Et, comme anéantie, elle chercha un siège d’une main tremblante, y tomba épuisée, abîmée dans une douleur inexprimable et versant un torrent de larmes.


VII


Lénora avait révélé à son père la dernière visite de Gustave et s’était efforcée de faire accepter à son cœur le doux espoir d’un avenir meilleur ; mais monsieur de Vlierbecke avait écouté son récit comme s’il y eût été insensible ; il l’avait écouté en souriant amèrement et sans donner à sa fille une seule réponse positive.

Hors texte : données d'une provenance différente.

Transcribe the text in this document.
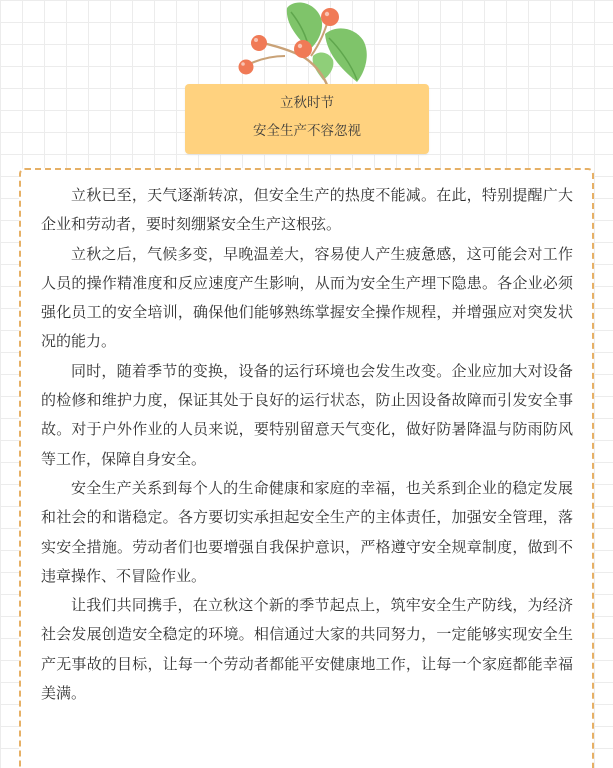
立秋时节
安全生产不容忽视

立秋已至，天气逐渐转凉，但安全生产的热度不能减。在此，特别提醒广大企业和劳动者，要时刻绷紧安全生产这根弦。

立秋之后，气候多变，早晚温差大，容易使人产生疲惫感，这可能会对工作人员的操作精准度和反应速度产生影响，从而为安全生产埋下隐患。各企业必须强化员工的安全培训，确保他们能够熟练掌握安全操作规程，并增强应对突发状况的能力。

同时，随着季节的变换，设备的运行环境也会发生改变。企业应加大对设备的检修和维护力度，保证其处于良好的运行状态，防止因设备故障而引发安全事故。对于户外作业的人员来说，要特别留意天气变化，做好防暑降温与防雨防风等工作，保障自身安全。

安全生产关系到每个人的生命健康和家庭的幸福，也关系到企业的稳定发展和社会的和谐稳定。各方要切实承担起安全生产的主体责任，加强安全管理，落实安全措施。劳动者们也要增强自我保护意识，严格遵守安全规章制度，做到不违章操作、不冒险作业。

让我们共同携手，在立秋这个新的季节起点上，筑牢安全生产防线，为经济社会发展创造安全稳定的环境。相信通过大家的共同努力，一定能够实现安全生产无事故的目标，让每一个劳动者都能平安健康地工作，让每一个家庭都能幸福美满。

Depuis ce jour, le Grinselhof était devenu plus solitaire et plus triste encore qu’auparavant. Le gentilhomme, visiblement torturé par une secrète douleur, était le plus souvent assis, le front dans les mains, le regard pensif et fixé sur le sol. Sans doute apparaissait à ses yeux le fatal jour d’échéance de la lettre de change, jour qui s’approchait menaçant et inévitable, et qui devait plonger pour toujours dans la plus affreuse misère le malheureux père et son enfant.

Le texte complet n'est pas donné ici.